¡Esto es mucho más que fútbol!

¡Esto es mucho más que fútbol! Lo demuestra la eufórica afición que a pesar de que su equipo estaba quedando fuera, cantaba a coros sin parar hasta el minuto final del encuentro. Lo demuestran los jugadores cuando salían de su propia casa con caras de desilusión. Pero más lo demostraba el crack brasileño, Neymar quien no soportó las lágrimas, a quien no le importó cuántas cámaras hubieran encima de él en ese momento.

Lloró, lo hizo desconsolado, cayó en brazos de quien durante todo el partido se había encargado de bloquear sus jugadas. Dani Alves, su compañero de selección.

El partido iniciaba con una desventaja de los españoles, y ellos sabían que estaban 3 goles por debajo, no habían marcado en Italia, pero mantenían su esperanza.

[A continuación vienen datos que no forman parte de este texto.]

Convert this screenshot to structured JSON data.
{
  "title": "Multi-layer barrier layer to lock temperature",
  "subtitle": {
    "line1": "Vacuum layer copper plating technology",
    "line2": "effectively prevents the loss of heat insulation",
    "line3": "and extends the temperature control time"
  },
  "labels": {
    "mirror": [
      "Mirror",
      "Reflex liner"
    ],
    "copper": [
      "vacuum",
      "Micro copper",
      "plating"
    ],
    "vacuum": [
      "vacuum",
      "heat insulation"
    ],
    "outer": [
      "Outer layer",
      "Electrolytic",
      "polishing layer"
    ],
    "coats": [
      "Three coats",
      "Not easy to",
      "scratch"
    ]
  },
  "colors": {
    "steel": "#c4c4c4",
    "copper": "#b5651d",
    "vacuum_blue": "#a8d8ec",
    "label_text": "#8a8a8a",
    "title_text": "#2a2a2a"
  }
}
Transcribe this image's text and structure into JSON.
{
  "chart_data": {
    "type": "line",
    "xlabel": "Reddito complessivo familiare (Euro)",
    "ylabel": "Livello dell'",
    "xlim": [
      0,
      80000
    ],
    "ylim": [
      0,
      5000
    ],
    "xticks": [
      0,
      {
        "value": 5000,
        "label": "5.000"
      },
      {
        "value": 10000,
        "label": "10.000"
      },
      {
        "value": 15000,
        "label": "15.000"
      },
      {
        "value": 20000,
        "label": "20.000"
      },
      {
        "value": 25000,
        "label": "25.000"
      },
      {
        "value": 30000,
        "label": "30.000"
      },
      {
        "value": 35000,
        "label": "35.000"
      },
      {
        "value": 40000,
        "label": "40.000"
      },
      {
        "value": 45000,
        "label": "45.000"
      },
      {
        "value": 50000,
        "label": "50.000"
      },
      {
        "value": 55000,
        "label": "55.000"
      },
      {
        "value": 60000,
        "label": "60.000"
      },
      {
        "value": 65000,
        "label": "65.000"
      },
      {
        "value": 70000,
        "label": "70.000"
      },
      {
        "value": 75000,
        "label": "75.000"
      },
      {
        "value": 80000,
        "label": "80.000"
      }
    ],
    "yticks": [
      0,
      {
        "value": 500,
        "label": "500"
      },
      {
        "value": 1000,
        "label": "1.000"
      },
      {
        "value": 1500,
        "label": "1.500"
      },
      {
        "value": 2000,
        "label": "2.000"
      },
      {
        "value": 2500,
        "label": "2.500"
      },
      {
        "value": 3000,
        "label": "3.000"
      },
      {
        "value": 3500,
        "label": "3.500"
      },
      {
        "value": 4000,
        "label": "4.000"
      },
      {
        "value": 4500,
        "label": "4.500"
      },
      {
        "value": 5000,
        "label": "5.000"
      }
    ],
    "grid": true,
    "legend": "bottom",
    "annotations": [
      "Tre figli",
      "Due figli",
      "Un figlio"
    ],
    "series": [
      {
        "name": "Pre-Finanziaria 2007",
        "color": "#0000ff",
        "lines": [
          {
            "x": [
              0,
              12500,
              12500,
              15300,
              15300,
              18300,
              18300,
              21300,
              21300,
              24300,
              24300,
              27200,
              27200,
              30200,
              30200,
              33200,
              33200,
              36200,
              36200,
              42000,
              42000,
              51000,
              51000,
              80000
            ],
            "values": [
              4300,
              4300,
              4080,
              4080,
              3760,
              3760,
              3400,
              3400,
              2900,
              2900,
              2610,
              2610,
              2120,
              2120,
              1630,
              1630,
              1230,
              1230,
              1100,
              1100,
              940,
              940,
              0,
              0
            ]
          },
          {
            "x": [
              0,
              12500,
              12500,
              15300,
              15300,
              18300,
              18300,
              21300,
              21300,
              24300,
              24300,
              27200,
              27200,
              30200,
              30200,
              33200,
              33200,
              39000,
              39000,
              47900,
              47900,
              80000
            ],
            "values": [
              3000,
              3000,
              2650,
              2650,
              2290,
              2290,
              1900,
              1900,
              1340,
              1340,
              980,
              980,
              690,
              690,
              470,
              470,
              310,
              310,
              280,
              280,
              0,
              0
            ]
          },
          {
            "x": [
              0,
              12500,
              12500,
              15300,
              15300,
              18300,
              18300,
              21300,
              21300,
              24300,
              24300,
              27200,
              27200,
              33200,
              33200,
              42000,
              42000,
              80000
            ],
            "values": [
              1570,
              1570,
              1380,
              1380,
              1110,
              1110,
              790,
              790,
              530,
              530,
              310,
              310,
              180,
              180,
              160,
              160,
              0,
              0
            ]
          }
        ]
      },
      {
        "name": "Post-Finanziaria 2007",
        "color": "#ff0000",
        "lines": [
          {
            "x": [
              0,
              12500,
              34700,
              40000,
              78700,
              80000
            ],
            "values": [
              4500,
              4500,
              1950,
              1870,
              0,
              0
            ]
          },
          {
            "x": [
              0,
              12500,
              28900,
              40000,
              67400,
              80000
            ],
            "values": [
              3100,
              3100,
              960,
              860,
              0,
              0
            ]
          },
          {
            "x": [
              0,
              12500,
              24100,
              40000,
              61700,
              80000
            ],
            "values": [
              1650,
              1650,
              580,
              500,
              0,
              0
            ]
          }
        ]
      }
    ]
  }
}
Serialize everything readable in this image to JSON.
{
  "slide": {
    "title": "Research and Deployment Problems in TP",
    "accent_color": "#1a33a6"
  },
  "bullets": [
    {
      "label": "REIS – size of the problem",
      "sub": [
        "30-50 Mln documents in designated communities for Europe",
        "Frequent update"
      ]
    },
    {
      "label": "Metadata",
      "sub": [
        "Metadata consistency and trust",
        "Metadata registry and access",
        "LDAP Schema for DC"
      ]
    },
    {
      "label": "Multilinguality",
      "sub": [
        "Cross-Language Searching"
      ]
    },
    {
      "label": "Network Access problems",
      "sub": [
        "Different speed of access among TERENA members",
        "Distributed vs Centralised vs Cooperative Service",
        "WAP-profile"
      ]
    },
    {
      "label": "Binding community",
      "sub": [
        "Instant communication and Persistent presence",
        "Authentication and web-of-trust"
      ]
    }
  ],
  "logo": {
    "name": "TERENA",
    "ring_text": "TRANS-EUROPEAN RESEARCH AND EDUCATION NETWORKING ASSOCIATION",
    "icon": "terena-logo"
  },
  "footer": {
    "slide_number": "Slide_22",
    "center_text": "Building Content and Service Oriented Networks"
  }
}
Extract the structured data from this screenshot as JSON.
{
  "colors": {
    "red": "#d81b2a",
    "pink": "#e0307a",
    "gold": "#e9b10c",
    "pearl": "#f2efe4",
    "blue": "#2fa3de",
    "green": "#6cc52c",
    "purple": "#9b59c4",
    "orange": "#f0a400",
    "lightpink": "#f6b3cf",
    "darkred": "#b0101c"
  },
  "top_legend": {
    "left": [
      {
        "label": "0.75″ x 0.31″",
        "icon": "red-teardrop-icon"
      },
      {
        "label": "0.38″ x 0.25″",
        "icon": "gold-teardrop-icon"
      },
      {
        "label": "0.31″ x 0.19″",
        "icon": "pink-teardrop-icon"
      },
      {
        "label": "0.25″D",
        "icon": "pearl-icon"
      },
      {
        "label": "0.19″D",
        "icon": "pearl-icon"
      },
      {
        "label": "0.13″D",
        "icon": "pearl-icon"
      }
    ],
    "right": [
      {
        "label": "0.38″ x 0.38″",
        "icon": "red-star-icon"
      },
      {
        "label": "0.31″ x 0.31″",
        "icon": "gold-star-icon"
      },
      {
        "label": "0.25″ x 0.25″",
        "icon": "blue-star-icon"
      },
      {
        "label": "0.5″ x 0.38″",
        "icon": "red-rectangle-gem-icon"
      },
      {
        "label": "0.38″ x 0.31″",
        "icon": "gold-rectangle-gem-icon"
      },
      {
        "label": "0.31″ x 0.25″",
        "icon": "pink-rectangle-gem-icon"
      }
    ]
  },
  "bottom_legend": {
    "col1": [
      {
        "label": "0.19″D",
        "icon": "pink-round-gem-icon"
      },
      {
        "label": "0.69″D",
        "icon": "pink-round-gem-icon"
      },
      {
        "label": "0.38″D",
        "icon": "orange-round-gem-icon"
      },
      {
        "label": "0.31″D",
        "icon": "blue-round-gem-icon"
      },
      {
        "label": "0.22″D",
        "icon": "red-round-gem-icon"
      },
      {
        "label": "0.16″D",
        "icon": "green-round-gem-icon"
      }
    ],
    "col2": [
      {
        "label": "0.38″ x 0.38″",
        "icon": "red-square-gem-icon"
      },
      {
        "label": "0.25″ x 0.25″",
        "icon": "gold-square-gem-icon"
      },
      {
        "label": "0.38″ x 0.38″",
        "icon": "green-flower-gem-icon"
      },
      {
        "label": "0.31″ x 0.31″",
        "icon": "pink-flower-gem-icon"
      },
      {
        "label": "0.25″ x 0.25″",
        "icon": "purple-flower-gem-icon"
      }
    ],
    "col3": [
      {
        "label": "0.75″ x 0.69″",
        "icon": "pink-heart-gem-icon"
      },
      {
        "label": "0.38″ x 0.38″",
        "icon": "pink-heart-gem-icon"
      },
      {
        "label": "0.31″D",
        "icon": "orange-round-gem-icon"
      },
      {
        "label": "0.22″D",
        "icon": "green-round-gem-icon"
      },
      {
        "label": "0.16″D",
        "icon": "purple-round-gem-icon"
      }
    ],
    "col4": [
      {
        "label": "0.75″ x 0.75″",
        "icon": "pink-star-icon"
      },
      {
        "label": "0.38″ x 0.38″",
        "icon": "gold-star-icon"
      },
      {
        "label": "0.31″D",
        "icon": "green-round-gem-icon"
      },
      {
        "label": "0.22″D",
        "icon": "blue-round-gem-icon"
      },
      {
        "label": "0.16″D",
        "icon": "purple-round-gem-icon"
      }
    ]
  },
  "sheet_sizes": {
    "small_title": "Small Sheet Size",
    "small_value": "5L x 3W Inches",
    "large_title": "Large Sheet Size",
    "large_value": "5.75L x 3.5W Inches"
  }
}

Sabían que su casa sería una fortaleza, un castillo protegido con miles de camisetas azulgranas.

La ilusión se mantenía ¡Más aún después de semejante goleada a los parisinos! Y Neymar, Neymar tenía su mente puesta en marcar esos suculentos goles que había logrado anteriormente en el recinto donde todos los catalanes se unen a festejarlos.

El brasileño se movió. Él subió, él bajó, él “la tocó”, verdaderamente sudó su número once, estaba dando la talla, pero no era el día de los catalanes.

No lo lograron. Inclinaron cabeza y abandonaron la carrera por una de las copas más prestigiosas de Europa.

Último pitazo del partido. Se va el Barcelona. No hubieron goles en el Camp Nou. ¿Acaso se acabaron las noches mágicas?

Las gradas seguían llenas de cánticos y banderas ondeando pero ¡Cayó el Barcelona ante la Juventus! ¡Se acabó el sueño de la Champions League para los culés! Quedan fuera y el mundo de Neymar parece derrumbarse en ese momento.

Figuró, sobresalió como lo hizo cuando logró una remontada de historia ante el Paris Saint Germain,  pero nada sirvióHabía dado todo, pero sabía que no había logrado su objetivo y sus sentimientos en la cancha pudieron más que nada.

Alves se había encargado de que sus jugadas no fueran perfectas, pero ese mismo Alves se encargó de consolarlo y de demostrar esa parte linda del fútbol. Enseñó al mundo que más que rivales existen amigos.

Para el delantero del tridente blaugrana todo había acabado, para él todo lucía en silencio a pesar de que atrás seguían sus seguidores ondeando sus banderas. Estaba desesperanzado, eso lo demostró en la cancha mientras salió de ella con su cara dentro de su piel culé, mientras esperaba a que terminara uno de sus peores días en este deporte. Este lindo deporte que es más que solo fútbol.